The 2024-25 season should have been another year on the circuit. Instead, she spent it managing the infection and the recovery that followed. There was no dramatic injury announcement, no public timeline. Just a full year gone: no races, no ranking points, no momentum heading into an Olympic cycle.
Why the Return Is Significant
Masters is the most decorated U.S. Winter Paralympian currently competing. At Beijing 2022, she entered seven events and came home with seven medals, one of the most complete performances any American athlete has produced at a Winter Games. That kind of record doesn't become irrelevant after one missed season.
The U.S. Paralympic Nordic Skiing team she's rejoining has been dominant this World Cup cycle: 51 medals combined, including 24 gold. She returns to a strong program and will compete alongside several athletes who spent the full 2024-25 season racing.
Her Competitive Schedule in Milan
Para biathlon at the 2026 Games begins Saturday, March 7, and runs through Friday, March 13. Para cross-country starts Tuesday, March 10, and runs through Sunday, March 15. Those are the windows where Masters will be most visible.
She has not announced a specific event list, but her usual range spans distances from sprint through long-distance events in both sports.
The Longer Story
Masters was born in Ukraine and spent her early years in an orphanage before being adopted by an American woman at age 7. She was born with multiple physical differences, including fused fingers, missing joints, and webbed toes, and had 13 surgeries before she entered her first Paralympic competition.
In 2020, she won the Laureus World Sportsperson of the Year with a Disability award. She was also the first Para athlete to receive a nomination in the Best Athlete, Women's Sports category at the ESPYs.
For families in the special needs community, her story carries a particular weight. Not as a feel-good narrative, but as evidence that the ceiling on athletic achievement is not fixed by a diagnosis. What she has done across swimming, rowing, cycling, biathlon, and cross-country skiing over the course of six Paralympic Games is genuinely rare.
What to Watch For
NBC and Peacock will carry more than 270 hours of coverage from Milan, and Masters will be among the most visible names on the Nordic team when biathlon and cross-country events begin.

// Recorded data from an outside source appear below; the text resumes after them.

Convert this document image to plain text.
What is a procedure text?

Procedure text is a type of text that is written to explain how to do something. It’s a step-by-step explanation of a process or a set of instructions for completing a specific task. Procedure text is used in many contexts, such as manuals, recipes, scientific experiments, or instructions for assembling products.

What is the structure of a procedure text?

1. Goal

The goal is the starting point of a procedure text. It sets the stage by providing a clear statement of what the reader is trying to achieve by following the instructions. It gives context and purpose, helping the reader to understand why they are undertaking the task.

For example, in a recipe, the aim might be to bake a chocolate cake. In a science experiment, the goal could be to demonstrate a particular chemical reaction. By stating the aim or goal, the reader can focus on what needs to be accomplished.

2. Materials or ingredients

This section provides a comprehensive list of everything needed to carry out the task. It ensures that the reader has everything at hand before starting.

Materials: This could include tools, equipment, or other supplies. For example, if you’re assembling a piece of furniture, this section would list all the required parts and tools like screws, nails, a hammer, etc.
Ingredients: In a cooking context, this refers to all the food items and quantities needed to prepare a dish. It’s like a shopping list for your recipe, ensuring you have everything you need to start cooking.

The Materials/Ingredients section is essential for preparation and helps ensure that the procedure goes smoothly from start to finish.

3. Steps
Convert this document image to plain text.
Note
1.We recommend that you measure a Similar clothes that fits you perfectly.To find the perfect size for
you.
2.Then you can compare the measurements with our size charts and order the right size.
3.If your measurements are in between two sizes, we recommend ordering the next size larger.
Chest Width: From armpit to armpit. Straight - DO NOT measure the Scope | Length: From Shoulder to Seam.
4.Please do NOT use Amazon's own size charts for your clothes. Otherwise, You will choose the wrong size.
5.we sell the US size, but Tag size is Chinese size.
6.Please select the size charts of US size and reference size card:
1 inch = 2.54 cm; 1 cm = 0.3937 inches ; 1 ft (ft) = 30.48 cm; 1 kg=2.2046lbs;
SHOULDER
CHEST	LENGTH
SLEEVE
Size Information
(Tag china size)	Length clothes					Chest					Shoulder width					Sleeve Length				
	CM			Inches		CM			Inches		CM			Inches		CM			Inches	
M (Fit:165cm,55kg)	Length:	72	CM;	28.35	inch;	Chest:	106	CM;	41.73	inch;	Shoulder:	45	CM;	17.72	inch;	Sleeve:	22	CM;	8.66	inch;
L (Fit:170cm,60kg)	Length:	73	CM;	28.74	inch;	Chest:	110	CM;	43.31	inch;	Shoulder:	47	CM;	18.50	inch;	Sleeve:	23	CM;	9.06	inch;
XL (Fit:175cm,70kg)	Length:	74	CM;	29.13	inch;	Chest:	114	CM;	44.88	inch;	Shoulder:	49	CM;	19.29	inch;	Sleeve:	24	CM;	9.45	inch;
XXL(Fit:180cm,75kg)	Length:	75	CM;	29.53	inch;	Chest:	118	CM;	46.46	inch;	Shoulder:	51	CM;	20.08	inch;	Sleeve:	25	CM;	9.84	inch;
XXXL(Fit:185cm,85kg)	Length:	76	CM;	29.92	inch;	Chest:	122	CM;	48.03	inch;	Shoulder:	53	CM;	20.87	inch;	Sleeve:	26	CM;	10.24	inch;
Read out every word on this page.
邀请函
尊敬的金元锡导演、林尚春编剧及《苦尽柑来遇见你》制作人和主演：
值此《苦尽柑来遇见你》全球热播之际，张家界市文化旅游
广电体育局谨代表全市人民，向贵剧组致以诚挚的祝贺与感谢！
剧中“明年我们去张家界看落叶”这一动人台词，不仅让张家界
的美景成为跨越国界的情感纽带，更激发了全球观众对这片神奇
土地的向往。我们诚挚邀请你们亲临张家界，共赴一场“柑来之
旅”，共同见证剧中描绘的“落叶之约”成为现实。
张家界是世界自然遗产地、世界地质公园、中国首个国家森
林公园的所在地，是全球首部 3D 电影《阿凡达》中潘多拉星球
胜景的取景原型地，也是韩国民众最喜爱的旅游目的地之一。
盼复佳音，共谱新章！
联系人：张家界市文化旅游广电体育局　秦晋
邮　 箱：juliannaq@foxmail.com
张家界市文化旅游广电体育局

If you're watching these Games with a child who has a physical disability, her races are the ones to find. Not because her story ends cleanly. It hasn't. A full year of her career was just taken by something she couldn't train her way through. But she's back for the next chance. When you watch her race in March, you're watching proof that the story doesn't stop at the setback. For your family, that might be the most valuable thing you see at these Games.